Ağam der, Bu ormanda kral seni tanırdık, kendini kral

ilan eden biri beni kovaladı, senin eline düştüm. Ne olur beni kurtar.

Aslan Nasıl bir şey o

Çakal Uzun boylu az kısarak, gür sakallı az köserek.

Aslan dışarı çıkar etrafı kolaçan eder, gür sakallı az

köserek birini arar, bulamaz geri döner.

Bir de bakar ki ne görsün yeni doğan yavrularını çakal

yemiş ve kaçmış.

Derken bir gürültü duyar.

Çakal, yukardan bir kayayı yuvarlar ve inin kapısına

kayayı dayar ve kaçar.

Çakallardan biri de bir gün varyemezin bürosuna uğrar ve

durumun çok kötüye gittiğini, birilerinin gelip bu mallarda fakirlerin kırkta

bir hakkı olduğunu söylüyorlar. Bunların gelişini engellememiz lazım diyerek

bir masraf çıkarır ve adamın iflasını sağlar.
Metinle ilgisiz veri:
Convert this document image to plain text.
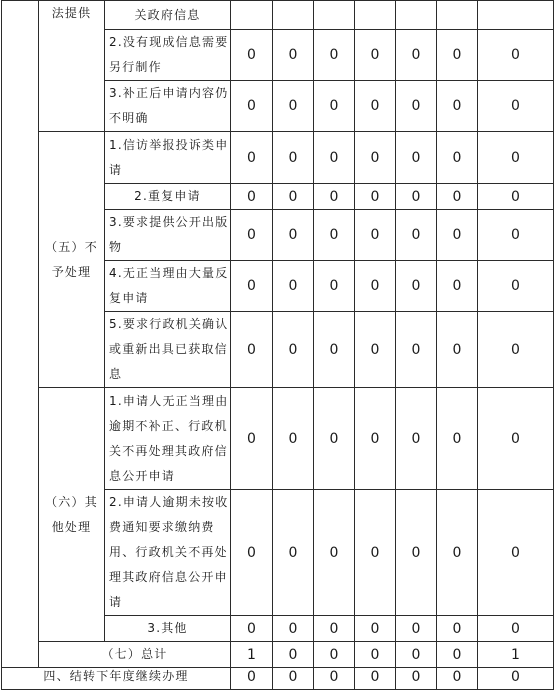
	法提供	关政府信息							
		2.没有现成信息需要另行制作	0	0	0	0	0	0	0
		3.补正后申请内容仍不明确	0	0	0	0	0	0	0
	（五）不予处理	1.信访举报投诉类申请	0	0	0	0	0	0	0
		2.重复申请	0	0	0	0	0	0	0
		3.要求提供公开出版物	0	0	0	0	0	0	0
		4.无正当理由大量反复申请	0	0	0	0	0	0	0
		5.要求行政机关确认或重新出具已获取信息	0	0	0	0	0	0	0
	（六）其他处理	1.申请人无正当理由逾期不补正、行政机关不再处理其政府信息公开申请	0	0	0	0	0	0	0
		2.申请人逾期未按收费通知要求缴纳费用、行政机关不再处理其政府信息公开申请	0	0	0	0	0	0	0
		3.其他	0	0	0	0	0	0	0
	（七）总计		1	0	0	0	0	0	1
四、结转下年度继续办理	0	0	0	0	0	0	0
İran Şahına da bu çakallardan biri varıp, Mollalar

gelecek, senin paraları güvenli bir yere taşıyalım demişler ve Amerikan

bankalarına yatırmışlardı.

Mollalar iktidara geldi., Şah, gurbette garip kaldı.
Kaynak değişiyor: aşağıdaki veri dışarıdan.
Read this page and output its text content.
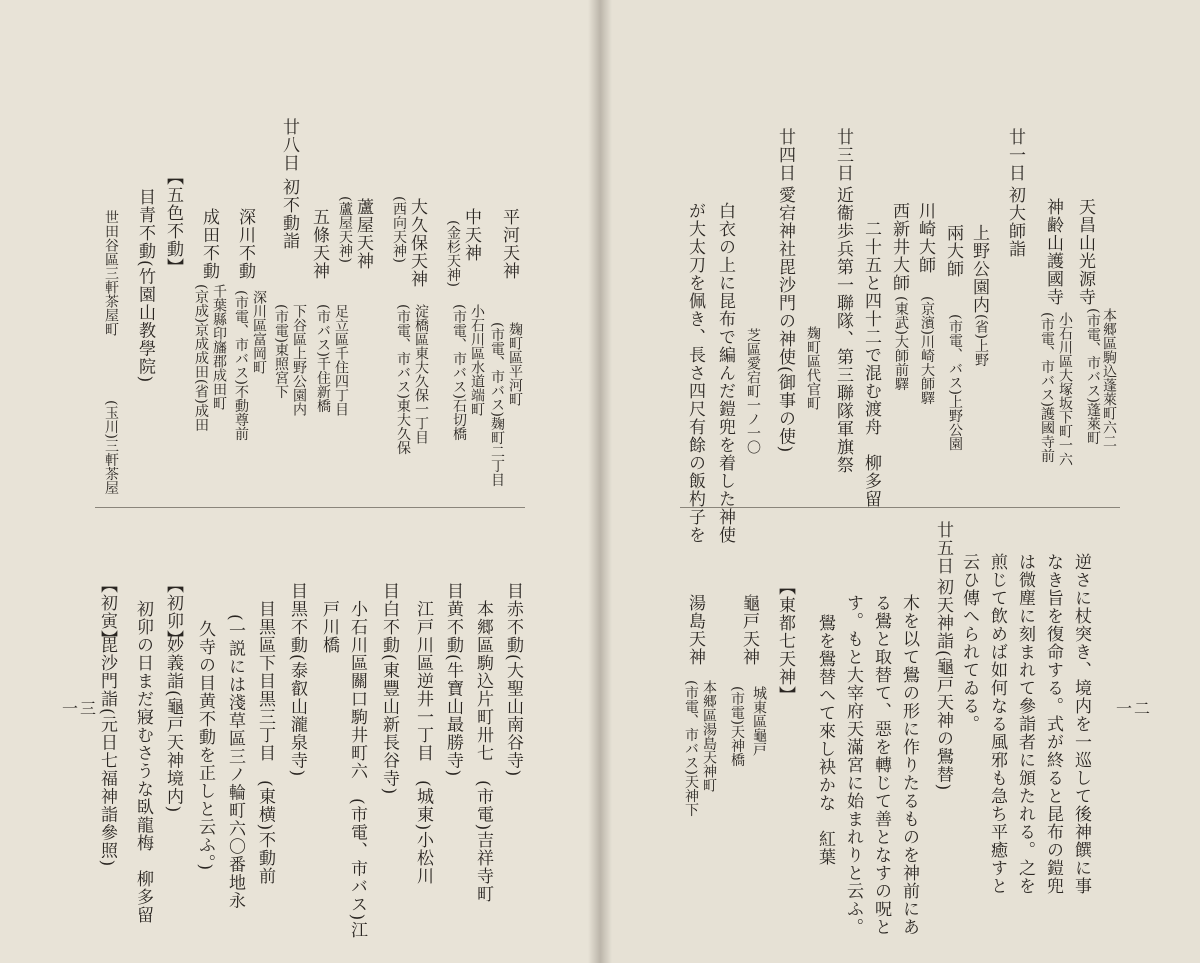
一二
一三
天昌山光源寺
神齢山護國寺
廿一日
初大師詣
上野公園内
兩大師
川崎大師
西新井大師
二十五と四十二で混む渡舟　柳多留
廿三日
近衞歩兵第一聯隊、第三聯隊軍旗祭
廿四日
愛宕神社毘沙門の神使(御事の使)
白衣の上に昆布で編んだ鎧兜を着した神使
が大太刀を佩き、長さ四尺有餘の飯杓子を	本郷區駒込蓬萊町六二
(市電、市バス)蓬萊町
小石川區大塚坂下町一六
(市電、市バス)護國寺前
(省)上野
(市電、バス)上野公園
(京濱)川崎大師驛
(東武)大師前驛
麹町區代官町
芝區愛宕町一ノ一〇
逆さに杖突き、境内を一巡して後神饌に事
なき旨を復命する。式が終ると昆布の鎧兜
は微塵に刻まれて參詣者に頒たれる。之を
煎じて飲めば如何なる風邪も急ち平癒すと
云ひ傳へられてゐる。
廿五日
初天神詣(龜戸天神の鷽替)
木を以て鷽の形に作りたるものを神前にあ
る鷽と取替て、惡を轉じて善となすの呪と
す。もと大宰府天滿宮に始まれりと云ふ。
鷽を鷽替へて來し袂かな　紅葉
【東都七天神】
龜戸天神
湯島天神
城東區龜戸
(市電)天神橋
本郷區湯島天神町
(市電、市バス)天神下
平河天神
中天神
大久保天神
蘆屋天神
五條天神
廿八日
初不動詣
深川不動
成田不動
【五色不動】
目青不動(竹園山教學院)
世田谷區三軒茶屋町
麹町區平河町
(市電、市バス)麹町二丁目
(金杉天神)
小石川區水道端町
(市電、市バス)石切橋
(西向天神)
淀橋區東大久保一丁目
(市電、市バス)東大久保
(蘆屋天神)
足立區千住四丁目
(市バス)千住新橋
下谷區上野公園内
(市電)東照宮下
深川區富岡町
(市電、市バス)不動尊前
千葉縣印旛郡成田町
(京成)京成成田(省)成田
(玉川)三軒茶屋
目赤不動(大聖山南谷寺)
本郷區駒込片町卅七　(市電)吉祥寺町
目黄不動(牛寶山最勝寺)
江戸川區逆井一丁目　(城東)小松川
目白不動(東豐山新長谷寺)
小石川區關口駒井町六　(市電、市バス)江
戸川橋
目黒不動(泰叡山瀧泉寺)
目黒區下目黒三丁目　(東横)不動前
(一説には淺草區三ノ輪町六〇番地永
久寺の目黄不動を正しと云ふ。)
【初卯】
妙義詣(龜戸天神境内)
初卯の日まだ寢むさうな臥龍梅　柳多留
【初寅】
毘沙門詣(元日七福神詣參照)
Ekmeğe muhtaç oldu, paralarını istediğinde Amerika, O paralar İran

devletinindi dedi.

İran devleti paraları isteyince, Bu paraları Şah

yatırdı. dedi.

Şahın oğlu isteyince Paralar İran devletinin deyiverdi.

Ormanların tellallığını yapan eşeğe, çakallardan biri

gelir ve Gür sakallı az köserek biri senin sesi kısmak istiyor. Sesin

kısılmaması gerekir diyerek eşeği kuyruk altından yağlıyor ve ince ayar bir

yağla sesi tamamen kesiveriyor. (Arkası yağlanan horoz ötemez, eşek anıramaz)

Çakal, ele karışmaz tavaya bulaşmaz tiplerden bir grubun

yanına varıyor ve Gür sakallı az köserek birileri geliyor, sizi korumamız

gerekir diyor.

-Yahu biz onları bin yıldır tanırız, kılımıza zarar

gelmedi, dedelerimizden dinledik, mallarımızı malları gibi korumuşlar

demelerine rağmen çakal, mahallenin gözüne yerleşiyor ve o geldikten sonra her

gece bir cenaze çıkmaya başlıyor.

Çakal, düz damlı evinde yaşayan birinin yanına varıyor ve

Senin de devletin neden olmasın diyor ve evden dağa çıkarıyor. Kırk yıl dağda

yaşayan adam ölüm döşeğinde soruyor Çakal a Ne zaman

Çakal- Mağaraya alıştın. Torunun olmazsa onun torununda

olur deyiveriyor.

Adam gibi adamları tuzağa düşürüp işini bitirdikten sonra

çakallar devrinde,

Aslanı kediye boğdururlarmış.

Balı sineğe yedirirlermiş.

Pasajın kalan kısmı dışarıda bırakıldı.